At his death in 1908, Poul la Cour had become well known as an inventor, teacher and promoter of rural electricity.
The test mill buildings in Askov were filled with different activities, and the mill itself delivered electricity to the local power plant.
J. Th. Arnfred, who started teaching at Askov in 1900, had worked closely with Poul la Cour and continued this work after la Cour’s death.
La Cour’s mission to install a wind mill on every farm, however, was not as popular any more. The price of electricity had dropped and alternating current had replaced direct current, which made it possible for the large electricity plants in the cities to supply the rural districts.

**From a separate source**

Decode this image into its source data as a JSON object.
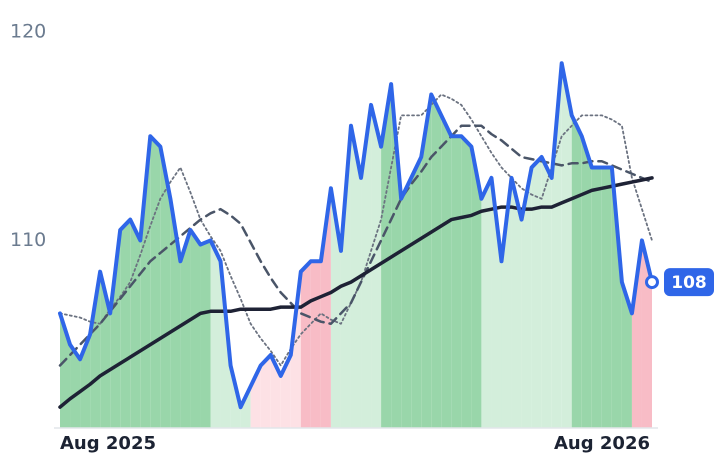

During World War 1, electricity became scarce and wind energy regained its popularity. However, after the war, the sale of wind turbines dropped off. The large electricity plants multiplied in number, and the installation of alternate current electricity continued in many places.
In 1929, the large test turbine installed by la Cour in 1897 burnt down, and after a great deal of consideration, a new type of turbine – the Lykkegaard wind turbine — was installed.
In 1935, Askov Folk High School bought the test center from the state. However, because of the security of supply and an increased electricity consumption, electricity production from both the petroleum engine and wind turbine was ended.
In the autumn of 1999, the test turbine buildings – which had been used as classrooms for students at the folk high school — were put up for sale. Sponsored by the Danish wind industry, the Poul la Cour Foundation bought the buildings in March 2000 with the intention of establishing a museum.